Curve, the London-based fintech that lets you combine all your bank cards into one, has reached the milestone of over 300,000 cardholders, its CEO and founder Shachar Bialick exclusively told Forbes.
“You don’t see this kind of growth unless you’re solving a real problem and people really get the message,” said Bialick, who is reportedly in the process of raising a $50 million series B round for Curve.
The “message” of the company is that we’re all carrying around too many cards. According to Curve’s research the average person in the U.K. carried 3.6+ cards in 2016, while in the U.S. that figure is closer to 7.5 cards.
“And we’re seeing even more specialized cards in the market now, from Monzo, N26, Revolut, Klarna, Venmo, Square. So the number of cards in the market is only accelerating and the fragmentation will accelerate too.”
Curve’s 300,000 customers places its growth slightly ahead of Starling Bank, which last reported having 210,000 accounts, albeit with Curve not trying to be a bank.
Instead the way it works by adding all your existing bank cards into the Curve app, and then paying with your one Curve card which can be transformed into any card with the tap of an app.
Curve also has clever features, like letting you switch a payment card up to 14 days after a purchase was made, or offering zero fees when paying abroad regardless of which card you’re using.
Next, the company is planning on adding even more payment magic, by letting you turn payments into monthly payment plans, effectively offering you a loan to cover larger payments.
There’s just one problem.
“This product is complicated,” Bialick admits. “It’s not one that right now you can go and advertise to bring users in. The early adopter can get it, but can the majority get it, can my mum get it? Probably not.”
“Does that matter right now? No.”
Indeed, as someone who’s tried a Curve card several times over the past few years, it’s certainly a cognitive leap to rethink our multi-card lives around a product like Curve, a leap I haven’t yet managed to make.
Another challenge has been Curve’s on-again/off-again relationship with American Express.
Back in 2016 when Curve soft-launched for business-owners only, being able to add an AmEx card and then use it anywhere, even in shops that didn’t accept AmEx, all while still collecting points, was a key selling point.
The advantage only lasted for a few weeks before American Express blocked Curve’s ability to add its cards.

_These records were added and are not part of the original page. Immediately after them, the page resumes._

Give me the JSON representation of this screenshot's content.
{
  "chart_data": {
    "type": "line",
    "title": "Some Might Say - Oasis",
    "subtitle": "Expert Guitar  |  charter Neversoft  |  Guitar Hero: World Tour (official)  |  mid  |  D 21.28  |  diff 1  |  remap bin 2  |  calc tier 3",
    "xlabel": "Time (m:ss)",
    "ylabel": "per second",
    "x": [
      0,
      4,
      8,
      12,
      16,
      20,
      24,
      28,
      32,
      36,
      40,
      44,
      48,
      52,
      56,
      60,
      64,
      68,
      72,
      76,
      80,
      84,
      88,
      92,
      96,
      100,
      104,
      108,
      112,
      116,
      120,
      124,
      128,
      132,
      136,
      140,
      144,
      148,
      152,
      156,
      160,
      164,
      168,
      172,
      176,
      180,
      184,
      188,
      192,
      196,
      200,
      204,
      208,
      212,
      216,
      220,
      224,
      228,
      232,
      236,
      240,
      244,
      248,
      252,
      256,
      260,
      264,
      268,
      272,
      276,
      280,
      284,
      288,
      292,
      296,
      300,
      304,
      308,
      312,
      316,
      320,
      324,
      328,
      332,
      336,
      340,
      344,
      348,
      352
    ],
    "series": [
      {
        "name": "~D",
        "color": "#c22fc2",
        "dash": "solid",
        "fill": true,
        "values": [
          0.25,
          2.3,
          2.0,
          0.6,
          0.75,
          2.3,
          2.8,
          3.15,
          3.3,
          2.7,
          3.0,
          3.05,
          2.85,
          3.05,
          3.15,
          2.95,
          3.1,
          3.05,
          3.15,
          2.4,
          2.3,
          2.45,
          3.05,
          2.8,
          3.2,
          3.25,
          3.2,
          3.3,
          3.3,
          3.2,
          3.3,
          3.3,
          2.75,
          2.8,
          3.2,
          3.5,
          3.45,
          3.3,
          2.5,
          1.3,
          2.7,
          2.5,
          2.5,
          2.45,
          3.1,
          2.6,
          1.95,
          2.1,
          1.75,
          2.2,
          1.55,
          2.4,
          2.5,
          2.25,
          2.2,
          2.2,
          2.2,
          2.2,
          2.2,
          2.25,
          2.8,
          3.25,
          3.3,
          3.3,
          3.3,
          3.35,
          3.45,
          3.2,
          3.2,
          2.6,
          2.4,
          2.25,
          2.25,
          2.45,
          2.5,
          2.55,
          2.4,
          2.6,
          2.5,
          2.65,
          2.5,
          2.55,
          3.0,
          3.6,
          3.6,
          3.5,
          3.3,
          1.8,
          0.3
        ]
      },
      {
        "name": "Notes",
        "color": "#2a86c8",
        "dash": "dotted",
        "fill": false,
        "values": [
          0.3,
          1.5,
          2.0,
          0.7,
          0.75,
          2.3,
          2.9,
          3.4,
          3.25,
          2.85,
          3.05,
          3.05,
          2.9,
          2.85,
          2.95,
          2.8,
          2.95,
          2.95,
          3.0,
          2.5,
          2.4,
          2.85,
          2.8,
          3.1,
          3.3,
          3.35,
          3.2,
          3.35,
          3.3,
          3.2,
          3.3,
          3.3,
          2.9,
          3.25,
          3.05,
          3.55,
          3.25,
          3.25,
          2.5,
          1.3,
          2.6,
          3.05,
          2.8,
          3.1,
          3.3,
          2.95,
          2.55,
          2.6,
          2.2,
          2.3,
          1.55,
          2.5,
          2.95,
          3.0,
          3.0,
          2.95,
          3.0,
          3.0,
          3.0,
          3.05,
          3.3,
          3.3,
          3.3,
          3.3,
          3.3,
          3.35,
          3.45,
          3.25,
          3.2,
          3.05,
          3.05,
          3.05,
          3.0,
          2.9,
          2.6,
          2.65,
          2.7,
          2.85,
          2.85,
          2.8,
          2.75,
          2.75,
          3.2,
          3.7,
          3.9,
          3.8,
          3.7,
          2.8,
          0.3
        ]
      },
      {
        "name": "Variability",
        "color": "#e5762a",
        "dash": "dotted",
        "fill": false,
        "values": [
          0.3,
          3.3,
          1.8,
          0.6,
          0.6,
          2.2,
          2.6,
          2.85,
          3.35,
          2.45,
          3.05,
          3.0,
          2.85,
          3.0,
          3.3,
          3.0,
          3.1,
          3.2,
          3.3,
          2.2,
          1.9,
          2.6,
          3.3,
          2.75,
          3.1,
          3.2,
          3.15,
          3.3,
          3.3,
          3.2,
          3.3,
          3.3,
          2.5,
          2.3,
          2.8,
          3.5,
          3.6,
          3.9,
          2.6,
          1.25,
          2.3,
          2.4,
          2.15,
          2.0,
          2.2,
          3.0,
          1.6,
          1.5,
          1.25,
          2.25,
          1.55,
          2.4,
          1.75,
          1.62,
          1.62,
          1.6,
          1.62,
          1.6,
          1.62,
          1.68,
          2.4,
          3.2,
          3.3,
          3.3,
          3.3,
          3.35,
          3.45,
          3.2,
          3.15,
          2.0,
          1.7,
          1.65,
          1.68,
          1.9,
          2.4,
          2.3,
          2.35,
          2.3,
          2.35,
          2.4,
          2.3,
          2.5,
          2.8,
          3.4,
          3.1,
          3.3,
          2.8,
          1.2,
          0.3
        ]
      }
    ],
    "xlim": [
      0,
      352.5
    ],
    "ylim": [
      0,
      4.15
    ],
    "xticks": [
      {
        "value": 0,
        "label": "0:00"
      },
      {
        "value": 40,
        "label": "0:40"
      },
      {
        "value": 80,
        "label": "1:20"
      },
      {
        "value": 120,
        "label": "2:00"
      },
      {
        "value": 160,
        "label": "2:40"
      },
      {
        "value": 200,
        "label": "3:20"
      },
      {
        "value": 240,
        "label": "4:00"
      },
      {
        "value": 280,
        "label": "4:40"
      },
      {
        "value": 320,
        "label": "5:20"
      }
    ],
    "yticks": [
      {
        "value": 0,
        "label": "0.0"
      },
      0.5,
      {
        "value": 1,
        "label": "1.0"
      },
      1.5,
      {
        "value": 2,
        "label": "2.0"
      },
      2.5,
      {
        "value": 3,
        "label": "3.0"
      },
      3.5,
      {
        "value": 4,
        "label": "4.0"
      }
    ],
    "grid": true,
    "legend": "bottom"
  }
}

Two years later Curve has managed to resolve its differences with AmEx and last month said 1,000 beta-testers had been given the ability to re-add their cards (albeit with restrictions around the amount of spending and the ability to withdraw cash).
Despite all the confusion, Curve’s growth remains impressive. Bialick says the company has been growing its user base by around 40% each month with a group of 100,000 cardholders now spending £1,500 per month on average.
Next on the founder’s roadmap? International expansion.
“By the end of next year we want to be in the U.S. operationally on the ground to start preparing the product for that market,” Bialick says with certainty.
For the start of 2019 Curve plans to ramp up marketing in European countries where it has existing customers like France, Portugal, Spain, Italy, Germany and Poland.
Whether the company can figure out how to simplify Curve’s myriad of features for a mainstream audience, let alone Bialick’s mum, is less certain.
“It’s really like selling a car while everyone’s riding horses,” the entrepreneur concludes.